Вальзер не отделяет понятие исторической ответственности от ответственности личной. Общую обиду, испытываемую немцами вследствие дискриминации, он хочет продемонстрировать на своем собственном примере; что было бы замечательным жестом, если бы он понимал, что обида эта есть не что иное как ущемление человеческих прав, и если бы эффектным жестом самобичевания он не применял к себе принцип коллективной вины. Ощущая стыд за Освенцим, он тем самым признает себя неотделимым от всего, что было совершено его нацией; но то, что он несправедлив по отношению к самому себе, еще не самая большая ошибка: он не замечает, что тем самым он стирает границы своей личности. Свою индивидуальность он растворяет в своей нации, а это — сразу две грубых ошибки. Если бы у дискуссии не было настоящего предмета, то здесь ее и можно было бы оборвать. Потому что ничто уже не может помешать Вальзеру объявить собственную личностную память всеобъемлющей памятью «нации преступников»; при этом ему не приходит в голову, что героическим жестом этим он, опираясь на нюрнбергские расовые законы, отделяет память жертв от немецкой исторической памяти. А это означает, что свое происхождение, свою кровь он считает вещью более важной, чем свободную человеческую личность. Он не способен представить немецкую нацию, в которой содержание памяти убийц и жертв более не было бы неразделимо и историческая ответственность выживших строилась бы именно на фундаменте кошмарного общего опыта.

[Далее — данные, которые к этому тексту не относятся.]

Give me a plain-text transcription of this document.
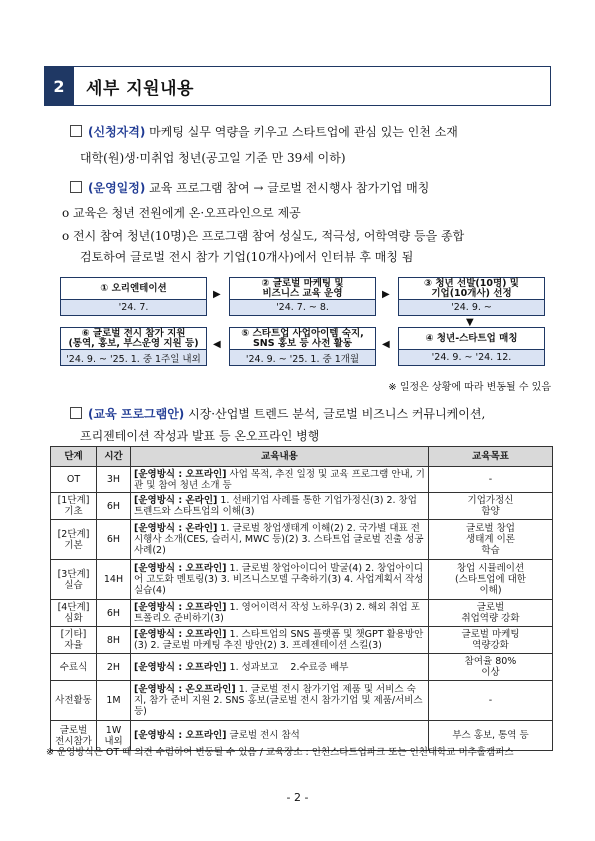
2	세부 지원내용
(신청자격) 마케팅 실무 역량을 키우고 스타트업에 관심 있는 인천 소재
대학(원)생·미취업 청년(공고일 기준 만 39세 이하)
(운영일정) 교육 프로그램 참여 → 글로벌 전시행사 참가기업 매칭
o 교육은 청년 전원에게 온·오프라인으로 제공
o 전시 참여 청년(10명)은 프로그램 참여 성실도, 적극성, 어학역량 등을 종합
검토하여 글로벌 전시 참가 기업(10개사)에서 인터뷰 후 매칭 됨
① 오리엔테이션
'24. 7.
▶
② 글로벌 마케팅 및
비즈니스 교육 운영
'24. 7. ~ 8.
▶
③ 청년 선발(10명) 및
기업(10개사) 선정
'24. 9. ~
▼
⑥ 글로벌 전시 참가 지원
(통역, 홍보, 부스운영 지원 등)
'24. 9. ~ '25. 1. 중 1주일 내외
◀
⑤ 스타트업 사업아이템 숙지,
SNS 홍보 등 사전 활동
'24. 9. ~ '25. 1. 중 1개월
◀
④ 청년-스타트업 매칭
'24. 9. ~ '24. 12.
※ 일정은 상황에 따라 변동될 수 있음
(교육 프로그램안) 시장·산업별 트렌드 분석, 글로벌 비즈니스 커뮤니케이션,
프리젠테이션 작성과 발표 등 온오프라인 병행
단계	시간	교육내용	교육목표
OT	3H	[운영방식 : 오프라인] 사업 목적, 추진 일정 및 교육 프로그램 안내, 기관 및 참여 청년 소개 등	-
[1단계]
기초	6H	[운영방식 : 온라인] 1. 선배기업 사례를 통한 기업가정신(3) 2. 창업트렌드와 스타트업의 이해(3)	기업가정신
함양
[2단계]
기본	6H	[운영방식 : 온라인] 1. 글로벌 창업생태계 이해(2) 2. 국가별 대표 전시행사 소개(CES, 슬러시, MWC 등)(2) 3. 스타트업 글로벌 진출 성공 사례(2)	글로벌 창업
생태계 이론
학습
[3단계]
실습	14H	[운영방식 : 오프라인] 1. 글로벌 창업아이디어 발굴(4) 2. 창업아이디어 고도화 멘토링(3) 3. 비즈니스모델 구축하기(3) 4. 사업계획서 작성 실습(4)	창업 시뮬레이션
(스타트업에 대한
이해)
[4단계]
심화	6H	[운영방식 : 오프라인] 1. 영어이력서 작성 노하우(3) 2. 해외 취업 포트폴리오 준비하기(3)	글로벌
취업역량 강화
[기타]
자율	8H	[운영방식 : 오프라인] 1. 스타트업의 SNS 플랫폼 및 챗GPT 활용방안(3) 2. 글로벌 마케팅 추진 방안(2) 3. 프레젠테이션 스킬(3)	글로벌 마케팅
역량강화
수료식	2H	[운영방식 : 오프라인] 1. 성과보고    2.수료증 배부	참여율 80%
이상
사전활동	1M	[운영방식 : 온오프라인] 1. 글로벌 전시 참가기업 제품 및 서비스 숙지, 참가 준비 지원 2. SNS 홍보(글로벌 전시 참가기업 및 제품/서비스 등)	-
글로벌
전시참가	1W
내외	[운영방식 : 오프라인] 글로벌 전시 참석	부스 홍보, 통역 등
※ 운영방식은 OT 때 의견 수렴하여 변동될 수 있음 / 교육장소 : 인천스타트업파크 또는 인천대학교 미추홀캠퍼스
- 2 -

Подход к индивидуализму со стороны крови, естественно, потянул бы его назад, к националистической схоластике, а чтобы эта катастрофа не произошла, он не называет по имени заклятых врагов немецкой нации, которые «с изготовленными к выстрелу моральными револьверами» и «нравственными дубинами» поджидают ее за углом. Если же кто-нибудь просит его назвать их по имени, он с обиженным видом вытаскивает на свет божий свою антирасистскую историю жизни или ссылается на свою, известную из его романов совесть. Пользуясь словами Луи Дюмона или Иштвана Бибо, это — классическая немецкая истерия. Если между политической нацией и культурной нацией пролегает пропасть, то одну можно разыграть против другой (по желанию). Мартин Вальзер разыгрывает самого себя против себя же. Мучительные его усилия не могут не причинять ему боли. Однако не в меньшей мере понятна и смертельная обида Бубиса.